The new date comes as the student loan forgiveness program — which would provide between $10,000 and $20,000 in debt relief per student borrower who does not exceed a certain income threshold — is shut down due to legal issues in several states. In early November, a Texas judge struck down the pardon plan; Then it was rejected again in the Eighth Circuit Court of Appeals in St. Louis.

The lawsuits aim to completely overturn the Biden administration’s student loan forgiveness plan, with opponents claiming the president is eroding his authority with the loan forgiveness program.
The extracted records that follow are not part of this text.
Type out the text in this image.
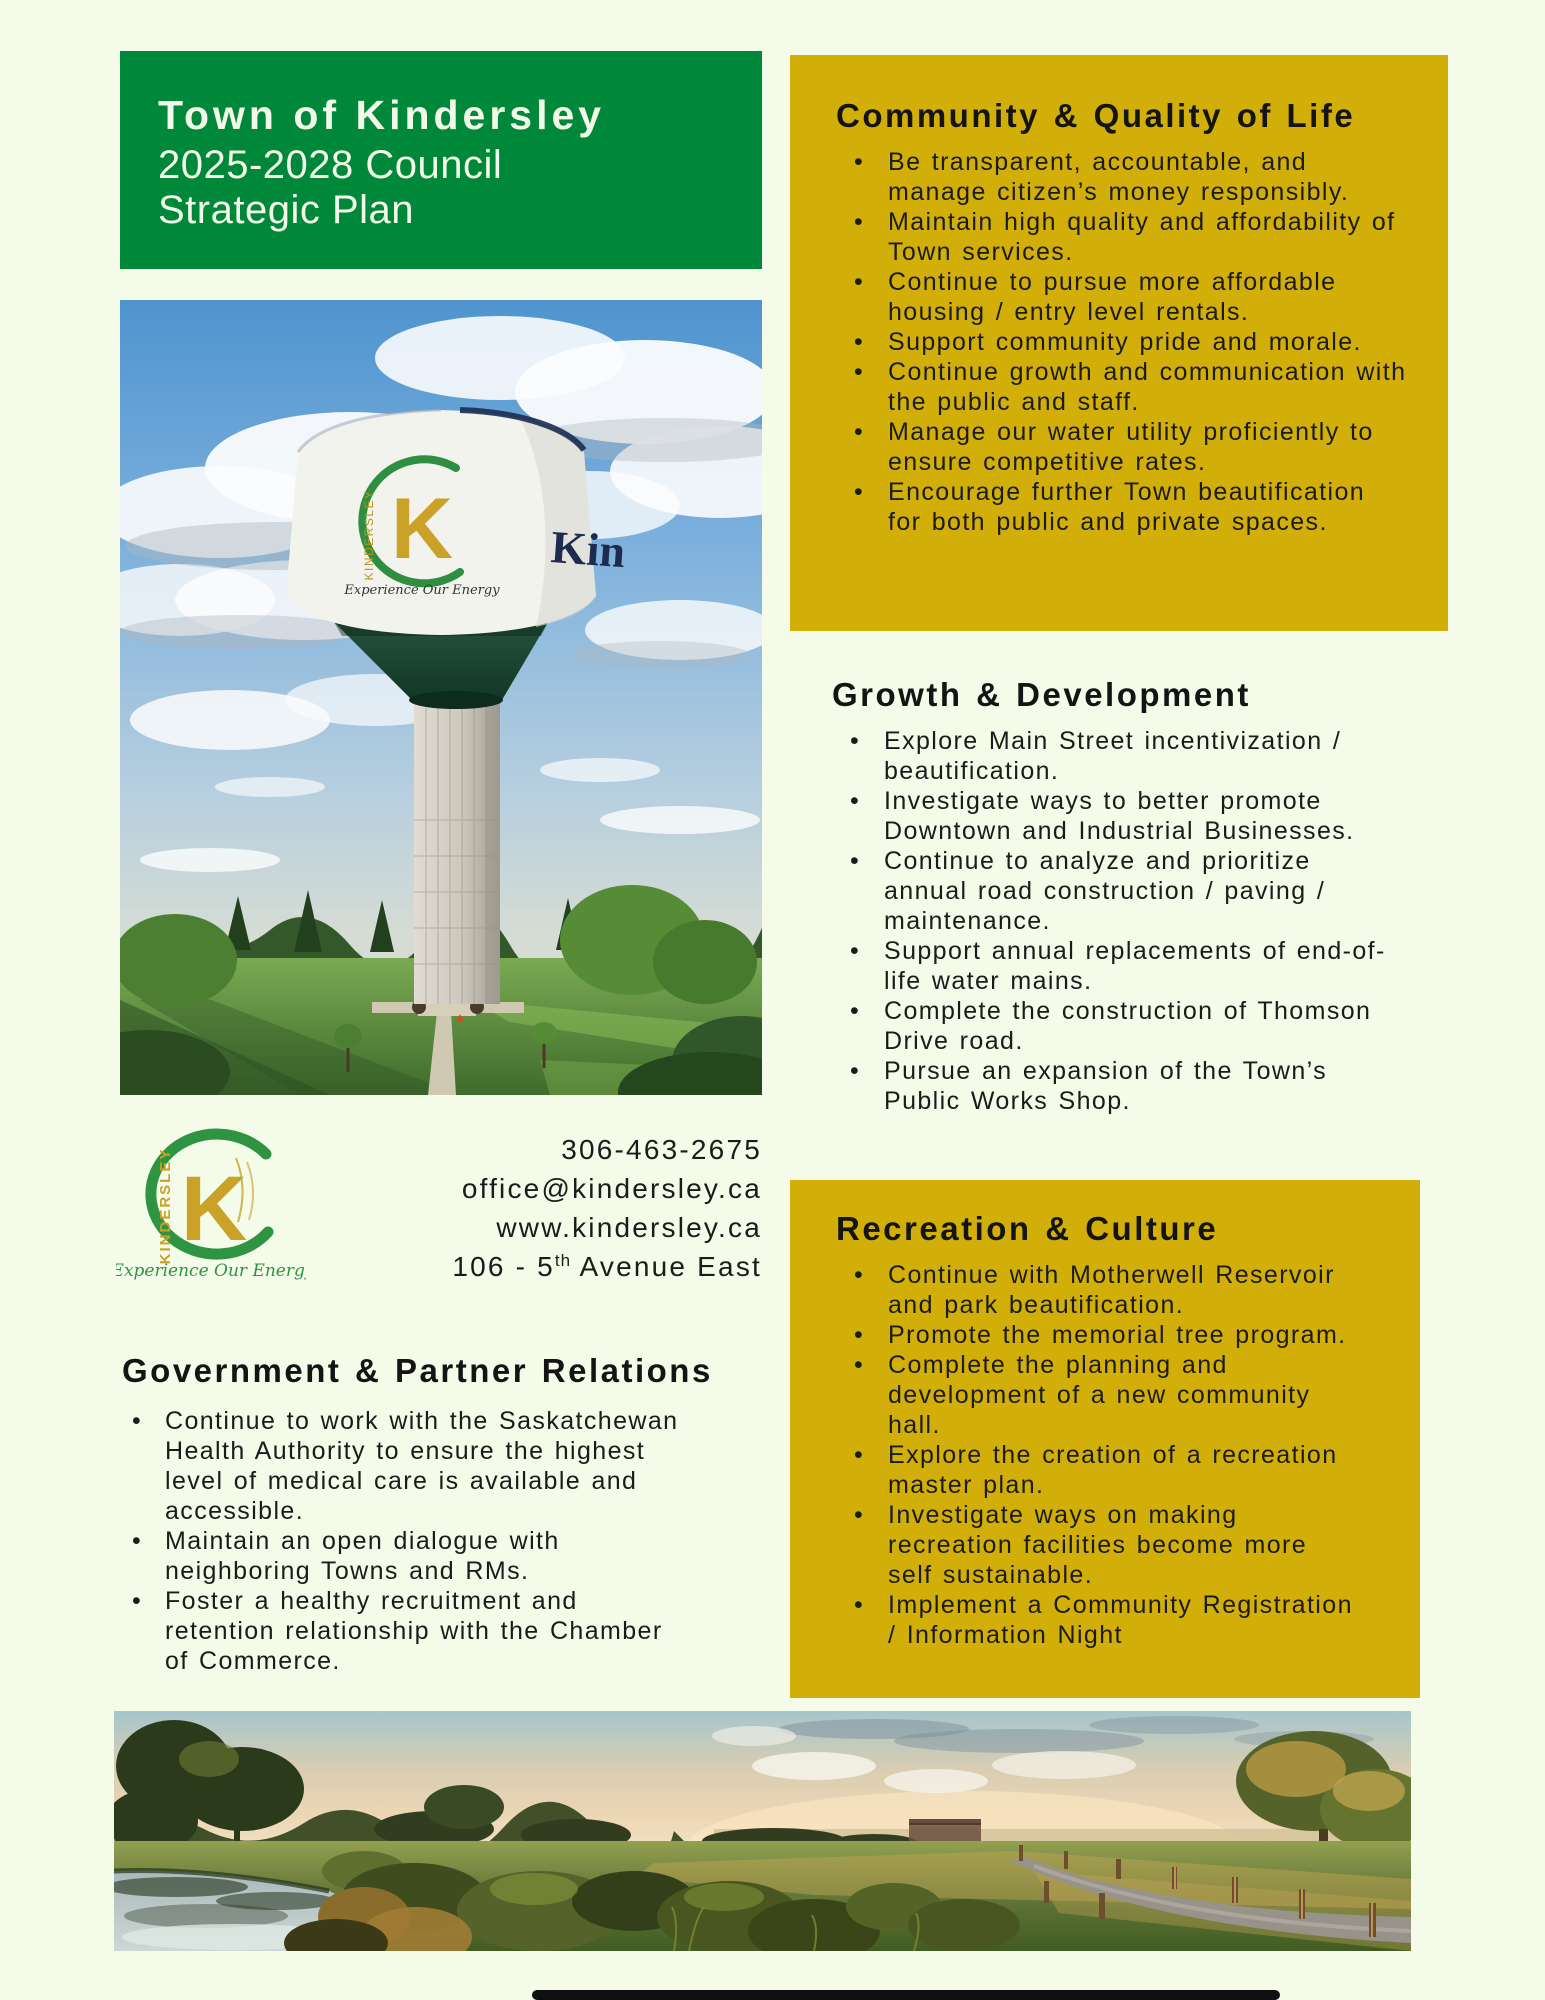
Town of Kindersley
2025-2028 Council
Strategic Plan
K
KINDERSLEY
Experience Our Energy
Kin
Community & Quality of Life
• Be transparent, accountable, and manage citizen’s money responsibly.
• Maintain high quality and affordability of Town services.
• Continue to pursue more affordable housing / entry level rentals.
• Support community pride and morale.
• Continue growth and communication with the public and staff.
• Manage our water utility proficiently to ensure competitive rates.
• Encourage further Town beautification for both public and private spaces.
Growth & Development
• Explore Main Street incentivization / beautification.
• Investigate ways to better promote Downtown and Industrial Businesses.
• Continue to analyze and prioritize annual road construction / paving / maintenance.
• Support annual replacements of end-of-life water mains.
• Complete the construction of Thomson Drive road.
• Pursue an expansion of the Town’s Public Works Shop.
KINDERSLEY K
Experience Our Energy
306-463-2675
office@kindersley.ca
www.kindersley.ca
106 - 5th Avenue East
Government & Partner Relations
• Continue to work with the Saskatchewan Health Authority to ensure the highest level of medical care is available and accessible.
• Maintain an open dialogue with neighboring Towns and RMs.
• Foster a healthy recruitment and retention relationship with the Chamber of Commerce.
Recreation & Culture
• Continue with Motherwell Reservoir and park beautification.
• Promote the memorial tree program.
• Complete the planning and development of a new community hall.
• Explore the creation of a recreation master plan.
• Investigate ways on making recreation facilities become more self sustainable.
• Implement a Community Registration / Information Night
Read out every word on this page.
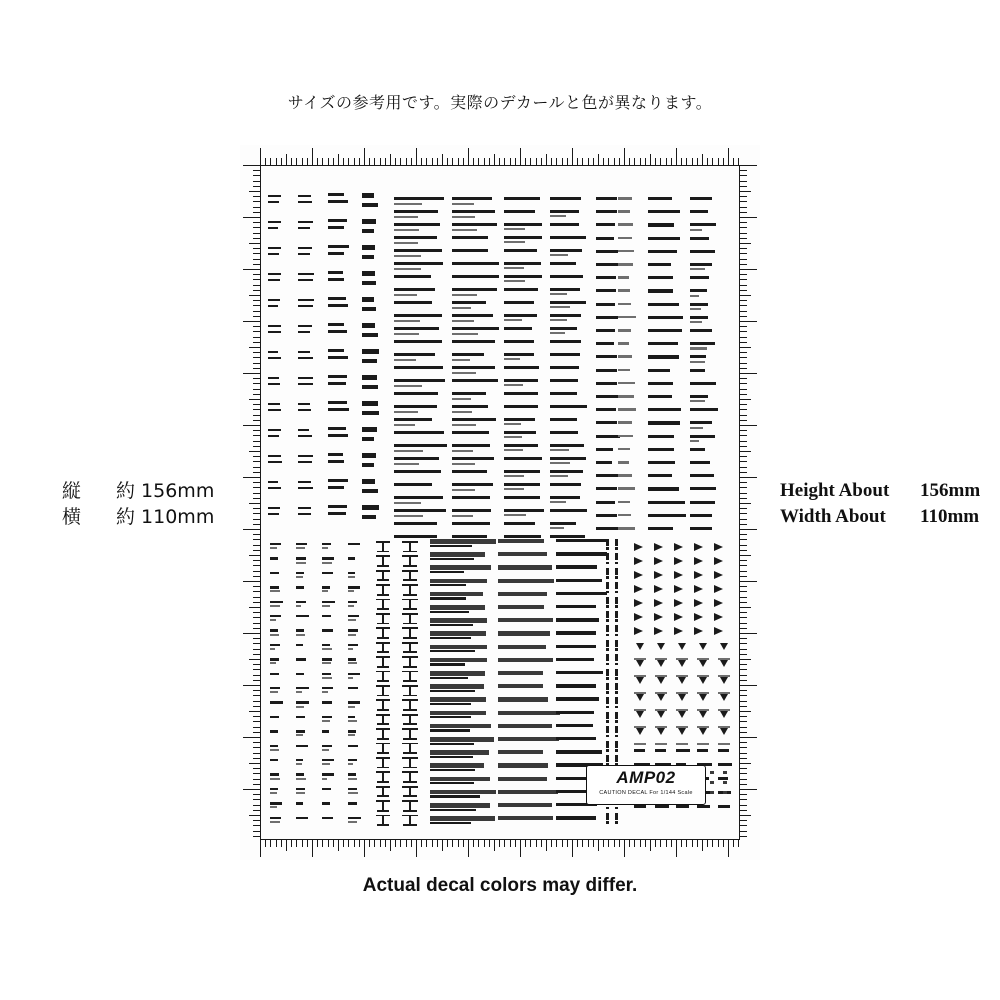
サイズの参考用です。実際のデカールと色が異なります。
縦 約 156mm
横 約 110mm
Height About 156mm
Width About 110mm
AMP02
CAUTION DECAL For 1/144 Scale
Actual decal colors may differ.
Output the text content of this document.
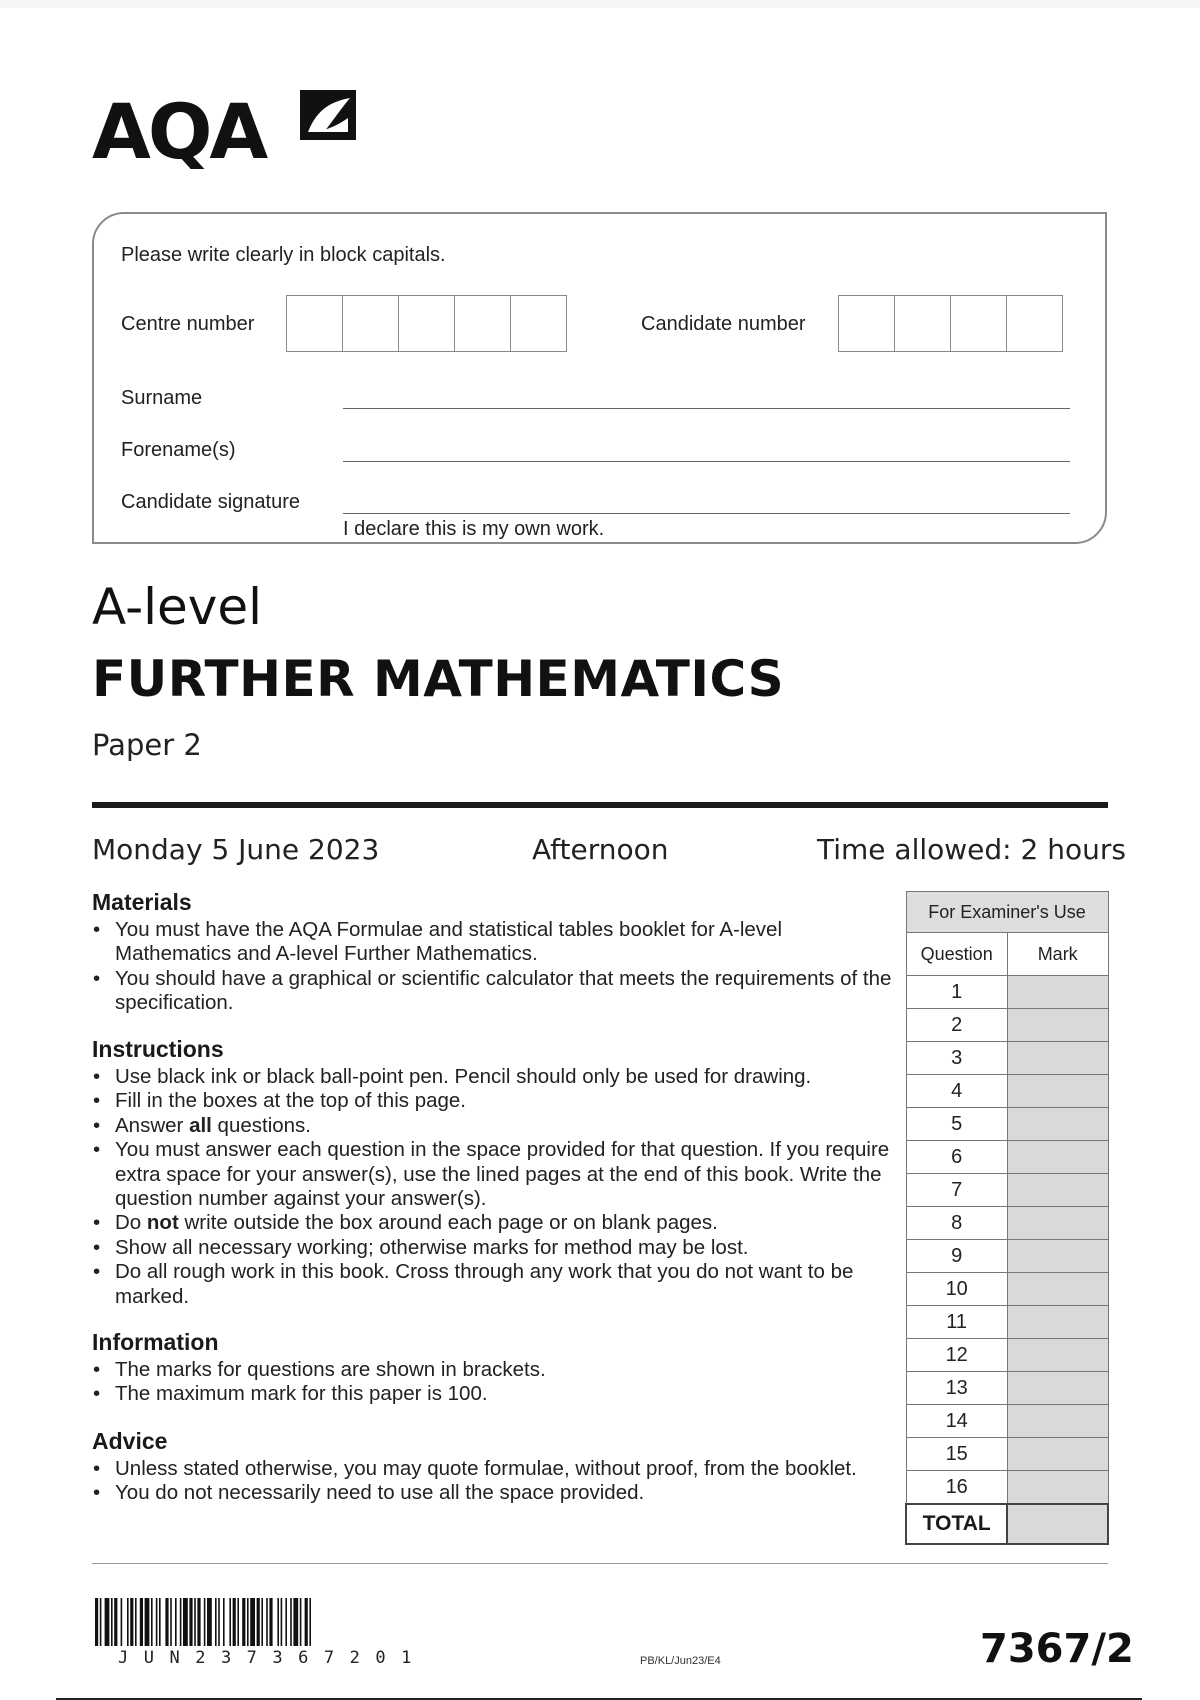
AQA
Please write clearly in block capitals.
Centre number	Candidate number
Surname
Forename(s)
Candidate signature
I declare this is my own work.
A-level
FURTHER MATHEMATICS
Paper 2
Monday 5 June 2023	Afternoon	Time allowed: 2 hours
Materials
• You must have the AQA Formulae and statistical tables booklet for A-level Mathematics and A-level Further Mathematics.
• You should have a graphical or scientific calculator that meets the requirements of the specification.
Instructions
• Use black ink or black ball-point pen. Pencil should only be used for drawing.
• Fill in the boxes at the top of this page.
• Answer all questions.
• You must answer each question in the space provided for that question. If you require extra space for your answer(s), use the lined pages at the end of this book. Write the question number against your answer(s).
• Do not write outside the box around each page or on blank pages.
• Show all necessary working; otherwise marks for method may be lost.
• Do all rough work in this book. Cross through any work that you do not want to be marked.
Information
• The marks for questions are shown in brackets.
• The maximum mark for this paper is 100.
Advice
• Unless stated otherwise, you may quote formulae, without proof, from the booklet.
• You do not necessarily need to use all the space provided.
For Examiner's Use	
Question	Mark
1	
2	
3	
4	
5	
6	
7	
8	
9	
10	
11	
12	
13	
14	
15	
16	
TOTAL	
JUN237367201	PB/KL/Jun23/E4	7367/2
White House Press Secretary Karine Jean-Pierre previously said, “The administration will continue to fight these baseless lawsuits by Republican officials and special interests and will never stop fighting to support working and middle-class Americans. “

While Biden is “absolutely convinced” that his loan forgiveness plan is legal, he acknowledges that the time it takes for the court to hear the case will financially harm thousands of Americans.

“It is not fair to ask the tens of millions of borrowers who qualify for exemption to repay their student loans,” Biden said in a statement. video posted on twitter expansion announcement.

Biden said the moratorium on student loan repayments would allow enough time for a Supreme Court case to continue in the current term. CNN,

The student loan deferral has been extended eight times since its inception in March 2020.